Alice – I never considered my craft work as a form of escaping reality. It was more a translation of an idea to a surface or in 3D. For me it is similar to how I prepare a meal : Gather ingredients, prepare, combine and cook, then hope the blend is tasty.
Thought provoking post. I think I’m a realtime dreamer. Getting done what needs to be done, but always looking beyond the task at hand…
I’ve had plenty of dreams but not many of them have made it into reality. Fortunately the reality has turned out to be just as enjoyable as the dreams would have been. So I’ve been able to let go of the dreams quite happily.
Brighid – I called that planning.
Nick – Real like can be wonderful…. if we allow it.
Real life happens whether or not you dream. But I do think dreaming makes the journey happier. 🙂
Hmm… interesting. Ouch. That fence is sticking up and prodding me somewhere uncomfortable – because I’m sitting on it. I don’t see dreaming and doing as mutually incompatible – though I’ve met a lot of big talkers who never quite get round to the doing side of things.

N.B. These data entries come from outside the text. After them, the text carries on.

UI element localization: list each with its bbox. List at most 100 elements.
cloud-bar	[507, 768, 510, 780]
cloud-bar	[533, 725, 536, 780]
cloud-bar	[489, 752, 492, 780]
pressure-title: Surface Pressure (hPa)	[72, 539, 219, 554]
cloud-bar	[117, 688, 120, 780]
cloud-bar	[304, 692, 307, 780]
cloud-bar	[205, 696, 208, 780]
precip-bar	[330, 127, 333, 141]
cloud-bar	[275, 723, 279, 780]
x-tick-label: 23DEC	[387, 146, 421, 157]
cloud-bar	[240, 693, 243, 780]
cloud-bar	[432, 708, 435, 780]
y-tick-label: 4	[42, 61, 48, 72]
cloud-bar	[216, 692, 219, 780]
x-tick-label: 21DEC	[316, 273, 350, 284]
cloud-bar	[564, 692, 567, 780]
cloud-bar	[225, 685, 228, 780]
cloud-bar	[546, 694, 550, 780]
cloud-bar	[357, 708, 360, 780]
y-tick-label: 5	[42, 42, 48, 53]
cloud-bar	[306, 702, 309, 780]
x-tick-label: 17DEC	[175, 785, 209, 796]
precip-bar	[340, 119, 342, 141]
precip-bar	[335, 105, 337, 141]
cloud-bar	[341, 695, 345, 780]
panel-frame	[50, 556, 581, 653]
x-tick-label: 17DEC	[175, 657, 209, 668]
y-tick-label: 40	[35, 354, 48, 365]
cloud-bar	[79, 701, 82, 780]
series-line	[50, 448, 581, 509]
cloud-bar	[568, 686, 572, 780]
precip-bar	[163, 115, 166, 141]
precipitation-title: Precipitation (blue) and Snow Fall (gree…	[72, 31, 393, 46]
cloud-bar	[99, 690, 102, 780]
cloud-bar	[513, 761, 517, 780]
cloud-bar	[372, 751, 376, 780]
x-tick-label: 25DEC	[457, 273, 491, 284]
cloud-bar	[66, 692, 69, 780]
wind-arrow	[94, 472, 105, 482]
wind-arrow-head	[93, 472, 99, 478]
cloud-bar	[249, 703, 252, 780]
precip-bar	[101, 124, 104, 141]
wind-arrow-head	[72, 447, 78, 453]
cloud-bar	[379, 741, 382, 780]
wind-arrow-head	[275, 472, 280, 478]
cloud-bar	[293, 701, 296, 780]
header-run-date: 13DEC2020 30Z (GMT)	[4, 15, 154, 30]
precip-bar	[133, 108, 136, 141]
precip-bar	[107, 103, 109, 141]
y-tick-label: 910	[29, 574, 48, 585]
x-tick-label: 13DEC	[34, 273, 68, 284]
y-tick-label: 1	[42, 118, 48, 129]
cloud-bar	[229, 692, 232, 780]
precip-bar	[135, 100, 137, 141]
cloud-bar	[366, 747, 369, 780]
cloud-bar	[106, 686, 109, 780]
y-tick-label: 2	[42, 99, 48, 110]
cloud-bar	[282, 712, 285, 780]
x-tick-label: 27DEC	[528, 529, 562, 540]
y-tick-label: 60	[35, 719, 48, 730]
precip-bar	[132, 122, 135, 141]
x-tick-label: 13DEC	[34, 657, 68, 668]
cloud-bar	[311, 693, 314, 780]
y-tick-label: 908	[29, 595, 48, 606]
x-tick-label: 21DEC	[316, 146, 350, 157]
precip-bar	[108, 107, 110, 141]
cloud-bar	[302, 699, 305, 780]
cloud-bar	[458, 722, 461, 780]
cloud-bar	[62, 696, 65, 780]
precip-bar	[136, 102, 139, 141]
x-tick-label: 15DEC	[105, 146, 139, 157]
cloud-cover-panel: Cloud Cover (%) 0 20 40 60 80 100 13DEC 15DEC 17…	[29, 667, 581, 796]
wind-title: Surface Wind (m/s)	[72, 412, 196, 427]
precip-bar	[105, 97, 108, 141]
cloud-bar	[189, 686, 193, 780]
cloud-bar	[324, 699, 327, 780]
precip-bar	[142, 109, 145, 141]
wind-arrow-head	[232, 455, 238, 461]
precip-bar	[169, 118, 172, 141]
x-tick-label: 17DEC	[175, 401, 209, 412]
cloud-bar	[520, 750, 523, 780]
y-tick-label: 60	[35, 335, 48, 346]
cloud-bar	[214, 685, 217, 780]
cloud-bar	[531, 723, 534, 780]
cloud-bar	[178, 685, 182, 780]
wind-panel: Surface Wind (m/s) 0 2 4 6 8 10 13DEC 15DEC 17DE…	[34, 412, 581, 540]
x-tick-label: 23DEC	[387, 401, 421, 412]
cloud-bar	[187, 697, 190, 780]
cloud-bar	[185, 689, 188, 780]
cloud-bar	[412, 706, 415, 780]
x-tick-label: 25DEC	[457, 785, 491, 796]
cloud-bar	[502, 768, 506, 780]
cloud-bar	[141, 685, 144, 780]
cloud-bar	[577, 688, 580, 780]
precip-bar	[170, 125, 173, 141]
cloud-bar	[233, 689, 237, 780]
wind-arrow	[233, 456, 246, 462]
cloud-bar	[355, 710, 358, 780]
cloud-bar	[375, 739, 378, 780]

Delores – Sounds like I missed the dream gene,so. Never mind I am happy in my skin and content with my lot.
BWT – The world is full of the empty vessels making plenty of noise.
Grannymar–all I wanted to do was to be left in peace to read books. I still want this but it rarely happens. Even when I sit with my prayer chanting books inevitably the husband has a question to ask.
Like you, life just took its own course….but I dream.
Padmini – Life certainly took its own course, like a fast flowing river.